Health Savings Accounts (HSAs) are savings and investment accounts specifically designed to be used to pay for health care expenses.  You (or your employer) contributes to these accounts, you decide how you’d like to invest the money in the account, and can withdraw the money at any point to cover medical expenses.

There are a few reasons why I highly recommend HSAs for many new families.  First and foremost, they have a lot of tax benefits.  Any money you contribute to the account (up to $6,750 per year for a family, or $3,400 per person in 2017) isn’t counted in your taxable income for this year.  What’s more, the growth of your money in the HSA isn’t taxed, and as long as you spend the money on medical expenses, it isn’t taxed when you spend it, either.

Particularly for families with low medical expenses, HSA’s can be a great way to invest for the future.  By investing the money in your HSA now, you have a source of tax free money in the future when you need to pay for your medical expenses.
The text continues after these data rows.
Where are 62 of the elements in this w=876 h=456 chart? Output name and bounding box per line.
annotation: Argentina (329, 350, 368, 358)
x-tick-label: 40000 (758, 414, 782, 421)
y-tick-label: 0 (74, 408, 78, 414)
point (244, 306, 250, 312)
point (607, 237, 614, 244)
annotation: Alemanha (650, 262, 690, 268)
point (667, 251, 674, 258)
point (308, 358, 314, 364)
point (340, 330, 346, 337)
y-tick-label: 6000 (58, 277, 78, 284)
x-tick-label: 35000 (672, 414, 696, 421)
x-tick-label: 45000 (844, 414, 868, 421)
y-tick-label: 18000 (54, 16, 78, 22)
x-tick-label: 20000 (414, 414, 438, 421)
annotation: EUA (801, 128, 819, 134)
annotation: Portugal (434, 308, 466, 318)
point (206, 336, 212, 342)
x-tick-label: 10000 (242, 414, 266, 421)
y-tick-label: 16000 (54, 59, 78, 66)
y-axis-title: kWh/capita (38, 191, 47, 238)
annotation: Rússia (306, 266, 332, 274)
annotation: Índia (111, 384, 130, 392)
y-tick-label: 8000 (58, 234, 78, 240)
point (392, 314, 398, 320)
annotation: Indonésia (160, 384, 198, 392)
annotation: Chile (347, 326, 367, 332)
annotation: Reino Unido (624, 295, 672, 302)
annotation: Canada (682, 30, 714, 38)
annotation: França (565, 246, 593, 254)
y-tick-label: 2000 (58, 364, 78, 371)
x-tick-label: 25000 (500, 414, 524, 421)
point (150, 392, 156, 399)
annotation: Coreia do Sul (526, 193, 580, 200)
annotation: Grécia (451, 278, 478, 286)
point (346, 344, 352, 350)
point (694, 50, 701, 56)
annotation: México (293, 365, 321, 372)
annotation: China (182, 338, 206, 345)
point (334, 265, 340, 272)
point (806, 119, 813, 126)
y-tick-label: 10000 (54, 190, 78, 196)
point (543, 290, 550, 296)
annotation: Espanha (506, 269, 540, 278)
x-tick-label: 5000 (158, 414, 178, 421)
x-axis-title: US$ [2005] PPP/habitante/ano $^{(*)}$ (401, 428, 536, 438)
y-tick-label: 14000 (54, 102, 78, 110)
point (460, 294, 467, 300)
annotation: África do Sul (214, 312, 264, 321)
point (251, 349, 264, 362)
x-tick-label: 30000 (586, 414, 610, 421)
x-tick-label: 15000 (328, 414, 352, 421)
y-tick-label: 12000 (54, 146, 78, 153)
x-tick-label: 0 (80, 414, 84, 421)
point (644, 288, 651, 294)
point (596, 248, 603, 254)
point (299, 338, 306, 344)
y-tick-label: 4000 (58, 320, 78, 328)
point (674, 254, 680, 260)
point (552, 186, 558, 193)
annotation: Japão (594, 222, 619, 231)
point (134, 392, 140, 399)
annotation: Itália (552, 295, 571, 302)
But, there’s a catch.  You can only contribute to an HSA if you have a High Deductible Health Plan (HDHP).  So, if you currently have an HDHP and switch to your spouse’s (non-HDHP) plan, you would no longer be eligible to contribute to an HSA.  You’ll still be able to spend the money you’ve already put in your HSA on medical expenses for either you or your spouse… you just won’t be able to add any more.    If you like the flexibility that an HSA provides and like the idea of investing money specifically for future healthcare expenses, you may want to think twice about giving up a HDHP policy.

Other Considerations

Finally, there are a handful of other things to consider when picking a health plan for your family:

  • Job Security- if one of you has a much more secure job than the other, it might not make sense for you to both use the health insurance policy of the spouse with the insecure job.
  • Complexity- Having two health insurance policies means twice as much paperwork to deal with, and two different sets of bills to pay. If you value simplicity in managing your household finances, it might make sense for you to combine.
  • Coverage Gaps- Most health insurance plans start on January 1. But, if either of your plans have a different start date, you want to make sure that you don’t have a gap in coverage if you choose to combine.  For example, let’s say that Bob’s insurance plan starts on January 1, and Amy’s starts on July 1.  If the couple decides they both want to be on Amy’s insurance plan, they will need to make sure that Bob is covered by his insurance plan from January to July.

This is a decision with a lot of factors to consider before making the right decision for your family.  To learn more about other big financial decisions to make once you get married, download our free Newlywed Money Checklist.   Ultimately, evaluate all of the points in this article to weight the pros and cons before making a decision.